The show-within-the-show arrives midway through the oils in "Cezanne in Provence" at the National Gallery of Art. In two rooms are 29 sheets of paper, each lightly touched. Their thoughtful, pale beauty -- tender and alerting -- refreshes the exhibit the way a demitasse of iced sorbet interrupts the feast.

Twenty-nine watercolors by Paul Cezanne (1839-1906). He did the finest late in life. You seldom get to see so many. They're different from his canvases, especially the early ones, whose thick and oily paint he spread like butter with his palette knife.

Cezanne's late watercolors aren't thick with color. They're largely untouched white paper. That whiteness is, of course, the light source of these images, which appear, when you first see them, to be made of heart-of-light.

This is how he did them: With a bright sheet set before him, he would look out at Provence. Sunbaked rock and tree, greenery and mountain. And while looking at the landscape he would touch the paper gently in two ways -- rhythmically, with a graphite pencil, and wetly, with a brush. His dripping brush left wet marks that, once they had dried, would leave stained into the paper tinted see-through veils in closely sequenced colors as thin as Chinese tea.

Lesser watercolor painters use their pencil for drawing the outlines of things, and for shading them, and their colors for coloring in. Not Cezanne. He didn't want flat, uninflected, Japanese-print colors. "Without volume," he insisted, "there are only cartoons." He didn't want outlines either. He called the tempting inclination to "circumscribe the contours with a black line" a "fault that must be fought at all costs." He had something else in mind.
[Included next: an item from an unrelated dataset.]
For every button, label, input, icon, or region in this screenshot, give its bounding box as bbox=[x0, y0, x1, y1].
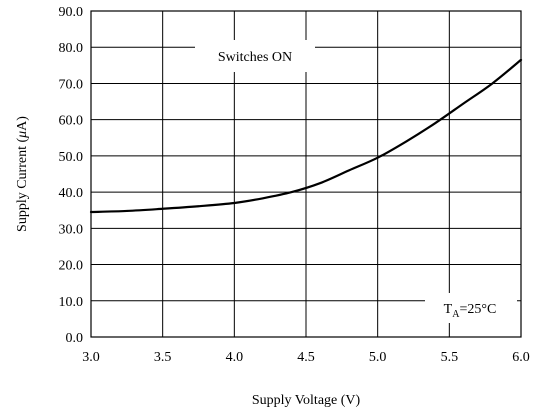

Deconstructing beauty is usually a chump's game, but Cezanne's late watercolors seem to call for deconstruction, for the painter had a system, and he asks your eye to track it. You can count every separate pencil stroke. You can count each colored blotch.

Watercolors die. Many of Cezanne's, exposed too long to sunlight, have faded irretrievably. Those chosen for the show by curator Philip Conisbee are exceptionally bright. He could not have selected sheets much richer than these.

They are irresistibly instructive. Each one shows exactly how its marks were made. Cezanne's method can't explain the beauty he achieved, but still it is a method, and breaking down his system seems a proper place to start.

These are all tripartite pictures. Three different ways of thinking are going on in all of them. First, there's the drawing, the pencil drawing. Second, there's his painting, the way that he deploys his discrete patches of wet color. And, third, there's the outdoor view, the aspect of Provence, spread before his eyes.

Somehow he is able to bring all three together -- while holding them apart. It's in watching Cezanne do this that one begins engaging the magic of his art.

"The Bridge of Trois-Sautets," a loan from Cincinnati, is one of his last sheets. We're underneath the bridge, its white arc is high above us. There is sun-glare in that whiteness. Cezanne had clambered down the rocky bank. The air must have been cooler down there by the river. That's where he chose to paint.

Start with his drawing, which isn't line drawing. Look, for instance, at the way he outlines with his pencil the tall tree at the right. No one sharp line defines it. Instead, he offers 20 lines vibrating in parallel. It's those 20 lines together shivering in sympathy that guide the mind and eye around the roundness of the tree.